We have weaker hearts than Americans

There is now statistical proof to say that urban Indian lifestyles are queering the pitch for the Indian heart. Born with thinner arteries and at genetic risk for cardiac diseases, Indians are worsening their risk for heart diseases with poor physical activity, a high-fat diet and by steadily shunning fruits and vegetables.

A study released at the World Congress of Cardiology in Dubai on Thursday said four of five Indians led an inactive life and about half were on a high-fat diet. Called the Indian Heart Watch (IHW) study, spanning 11 cities and covering 6,000 men and women, it was offered as the first-ever study on risk factors for heart diseases in India. "The study showed risk factors are now at higher levels in India than in developed countries and regions such as the US and western Europe,'' said the study's researchers.

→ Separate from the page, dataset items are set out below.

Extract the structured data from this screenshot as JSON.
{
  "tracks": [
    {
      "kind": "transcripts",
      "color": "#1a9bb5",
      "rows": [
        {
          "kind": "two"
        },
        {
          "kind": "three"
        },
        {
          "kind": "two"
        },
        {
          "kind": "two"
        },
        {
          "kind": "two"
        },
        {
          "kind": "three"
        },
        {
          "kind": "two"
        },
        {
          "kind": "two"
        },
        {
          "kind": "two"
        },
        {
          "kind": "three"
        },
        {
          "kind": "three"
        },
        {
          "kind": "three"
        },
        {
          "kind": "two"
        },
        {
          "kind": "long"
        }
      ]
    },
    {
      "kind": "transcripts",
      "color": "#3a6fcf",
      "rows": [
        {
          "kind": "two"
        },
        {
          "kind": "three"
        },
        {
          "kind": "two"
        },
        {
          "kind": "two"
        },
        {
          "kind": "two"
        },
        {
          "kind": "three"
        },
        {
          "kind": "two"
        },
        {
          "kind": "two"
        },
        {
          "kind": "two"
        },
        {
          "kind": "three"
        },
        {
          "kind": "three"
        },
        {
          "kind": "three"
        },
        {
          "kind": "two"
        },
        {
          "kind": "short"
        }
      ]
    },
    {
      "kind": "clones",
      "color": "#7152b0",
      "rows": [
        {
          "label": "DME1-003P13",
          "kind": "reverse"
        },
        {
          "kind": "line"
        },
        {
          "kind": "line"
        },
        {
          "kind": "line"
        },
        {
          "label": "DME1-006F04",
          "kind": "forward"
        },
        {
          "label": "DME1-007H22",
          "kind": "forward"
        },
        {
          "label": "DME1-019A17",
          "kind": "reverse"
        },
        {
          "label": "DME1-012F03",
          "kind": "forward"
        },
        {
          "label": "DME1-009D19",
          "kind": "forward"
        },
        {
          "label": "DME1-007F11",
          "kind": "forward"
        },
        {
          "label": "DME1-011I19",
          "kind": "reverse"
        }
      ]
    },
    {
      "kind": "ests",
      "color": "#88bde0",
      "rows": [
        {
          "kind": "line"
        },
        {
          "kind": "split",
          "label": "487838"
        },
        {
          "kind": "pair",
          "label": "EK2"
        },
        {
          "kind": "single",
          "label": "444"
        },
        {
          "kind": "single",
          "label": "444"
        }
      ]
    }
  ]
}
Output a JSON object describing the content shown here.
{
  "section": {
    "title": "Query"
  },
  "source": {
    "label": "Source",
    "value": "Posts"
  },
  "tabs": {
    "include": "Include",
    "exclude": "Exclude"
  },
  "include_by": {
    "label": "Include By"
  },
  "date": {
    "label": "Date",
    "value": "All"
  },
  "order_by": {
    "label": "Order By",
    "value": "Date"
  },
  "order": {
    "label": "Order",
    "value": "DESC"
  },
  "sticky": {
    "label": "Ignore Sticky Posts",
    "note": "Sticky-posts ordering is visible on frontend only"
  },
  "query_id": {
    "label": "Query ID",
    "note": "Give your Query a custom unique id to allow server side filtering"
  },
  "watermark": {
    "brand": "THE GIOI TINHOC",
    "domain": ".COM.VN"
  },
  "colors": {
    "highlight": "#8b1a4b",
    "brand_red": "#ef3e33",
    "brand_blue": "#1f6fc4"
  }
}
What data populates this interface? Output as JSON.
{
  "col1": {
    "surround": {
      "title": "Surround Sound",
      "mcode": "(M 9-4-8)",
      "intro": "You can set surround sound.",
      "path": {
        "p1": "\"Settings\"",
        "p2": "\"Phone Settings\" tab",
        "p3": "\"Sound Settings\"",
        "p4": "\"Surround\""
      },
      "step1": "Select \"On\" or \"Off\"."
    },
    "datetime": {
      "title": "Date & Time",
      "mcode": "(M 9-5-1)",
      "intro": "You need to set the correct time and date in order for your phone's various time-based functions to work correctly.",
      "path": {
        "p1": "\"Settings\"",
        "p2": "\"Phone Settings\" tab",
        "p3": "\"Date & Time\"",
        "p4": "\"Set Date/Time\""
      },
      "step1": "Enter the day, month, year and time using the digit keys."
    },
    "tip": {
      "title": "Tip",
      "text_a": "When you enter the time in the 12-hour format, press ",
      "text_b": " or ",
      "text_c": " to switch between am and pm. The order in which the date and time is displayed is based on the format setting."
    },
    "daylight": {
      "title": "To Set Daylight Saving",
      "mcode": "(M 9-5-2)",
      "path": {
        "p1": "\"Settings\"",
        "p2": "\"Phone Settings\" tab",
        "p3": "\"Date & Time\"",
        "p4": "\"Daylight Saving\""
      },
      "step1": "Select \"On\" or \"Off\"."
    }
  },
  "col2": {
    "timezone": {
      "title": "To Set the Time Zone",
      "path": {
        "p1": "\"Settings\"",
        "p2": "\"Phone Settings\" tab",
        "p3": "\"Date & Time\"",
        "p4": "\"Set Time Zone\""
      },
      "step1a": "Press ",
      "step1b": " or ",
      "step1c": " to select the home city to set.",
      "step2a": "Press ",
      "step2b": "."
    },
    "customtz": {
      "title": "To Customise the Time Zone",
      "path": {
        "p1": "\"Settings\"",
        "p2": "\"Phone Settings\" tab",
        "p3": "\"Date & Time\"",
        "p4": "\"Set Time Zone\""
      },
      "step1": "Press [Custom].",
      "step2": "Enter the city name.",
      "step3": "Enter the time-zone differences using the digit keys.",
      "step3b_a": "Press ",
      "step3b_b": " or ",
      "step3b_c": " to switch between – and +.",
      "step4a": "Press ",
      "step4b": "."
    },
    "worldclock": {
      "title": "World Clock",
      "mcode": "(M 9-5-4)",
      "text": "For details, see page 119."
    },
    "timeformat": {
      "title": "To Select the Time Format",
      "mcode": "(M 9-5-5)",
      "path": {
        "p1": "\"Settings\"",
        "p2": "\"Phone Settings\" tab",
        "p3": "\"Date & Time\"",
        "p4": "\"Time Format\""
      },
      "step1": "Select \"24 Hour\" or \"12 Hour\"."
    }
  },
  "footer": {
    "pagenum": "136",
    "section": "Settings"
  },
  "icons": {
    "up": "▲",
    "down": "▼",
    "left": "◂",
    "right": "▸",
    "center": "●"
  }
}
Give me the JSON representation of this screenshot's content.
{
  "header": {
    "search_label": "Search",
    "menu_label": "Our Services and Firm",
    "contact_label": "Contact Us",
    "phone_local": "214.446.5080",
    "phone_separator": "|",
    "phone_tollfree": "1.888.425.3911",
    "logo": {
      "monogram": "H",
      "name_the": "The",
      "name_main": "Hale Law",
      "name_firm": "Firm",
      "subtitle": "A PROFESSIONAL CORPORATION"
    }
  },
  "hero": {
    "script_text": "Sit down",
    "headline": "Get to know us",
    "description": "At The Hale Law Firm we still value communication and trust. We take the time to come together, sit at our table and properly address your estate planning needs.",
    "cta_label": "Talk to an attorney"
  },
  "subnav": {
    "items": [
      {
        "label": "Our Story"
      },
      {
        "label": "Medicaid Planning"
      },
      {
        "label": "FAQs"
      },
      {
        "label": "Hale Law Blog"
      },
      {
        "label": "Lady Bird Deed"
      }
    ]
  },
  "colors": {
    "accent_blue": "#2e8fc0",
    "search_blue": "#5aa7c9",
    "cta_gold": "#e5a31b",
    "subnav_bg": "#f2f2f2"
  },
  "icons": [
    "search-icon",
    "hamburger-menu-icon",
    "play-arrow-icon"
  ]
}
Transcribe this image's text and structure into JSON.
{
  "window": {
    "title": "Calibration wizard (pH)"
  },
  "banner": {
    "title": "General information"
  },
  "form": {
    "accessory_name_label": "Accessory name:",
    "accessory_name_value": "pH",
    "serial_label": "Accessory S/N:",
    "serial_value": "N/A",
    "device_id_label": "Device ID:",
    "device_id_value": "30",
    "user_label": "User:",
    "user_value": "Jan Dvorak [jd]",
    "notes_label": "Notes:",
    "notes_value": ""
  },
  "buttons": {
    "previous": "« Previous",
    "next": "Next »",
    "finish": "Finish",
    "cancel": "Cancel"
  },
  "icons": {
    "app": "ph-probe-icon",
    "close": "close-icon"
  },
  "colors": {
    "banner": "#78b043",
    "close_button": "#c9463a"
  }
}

Indian Heart Watch looked at three lifestyle factors - physical activity, diet and smoking - as well as biological factors like obesity, diabetes, high BP and cholesterol. "The study showed that risk factors are now at higher levels in India than in developed countries and regions such as the US and western Europe,'' said the study's researchers.

Cities, with their urban transport networks and fast-food joints, registered widespread physical inactivity. Even smaller towns had a higher incidence of smoking and low intake of fruits and vegetables. In sum, the research team comprising Jaipur-based cardiologist Rajeev Gupta, said improper urban social development was worsening cardiac risk factors among Indians. The Indian Heart Watch covered major cities such as Delhi, Mumbai as well as mid-sized towns such as Agra, Rohtak, etc.

Around 79% of men and 83% of women (who participated in the study) were found to be physically inactive, while 51% men and 48% women had high-fat diets. "About 60% men and 57% women were found to have a low intake of fruit and vegetables, while 12% men and 0.5% women smoke,'' the study said. Around 41% of men and 45% of women were overweight or obese. High blood pressure was reported in 33% men and 30% women, while high cholesterol was found in one-quarter of all men and women. Diabetes was also reported in 34% men and 37% women.

One of the authors, Prakash Deedwania from the University of California, told the Dubai gathering that India had the dubious distinction of being known as the coronary and diabetes capital of the world. His co-author, Dr Gupta said, "These results show that improving urban planning and overall living conditions are critical to the curb the cardio-vascular disease epidemic in India."

Mumbai's JJ Hospital's head of cardiology, Dr N O Bansal, said that while urban Indians were guilty of low physical activity levels, the Indian diet is far from high on fat content. "Indians largely have a mixed diet of vegetarian and non-vegetarian food that is freshly cooked. We don't eat straight from the cold storage or microwave like Americans,'' he said, adding that the fat content in desi food is not high in comparison to the West.

"Indians have to remember that French fries are useless. Having a 200ml of packaged orange juice is equal to having six teaspoons of sugar and is useless,'' said Dr Bansal. "We should take up yoga and regular exercises-almost 20 minutes per day, five times a week. We should also ensure that our diet contains colourful fruits and vegetables that have bio-flavonoids,'' he said, adding that one should have 300ml of skimmed milk for calcium every day.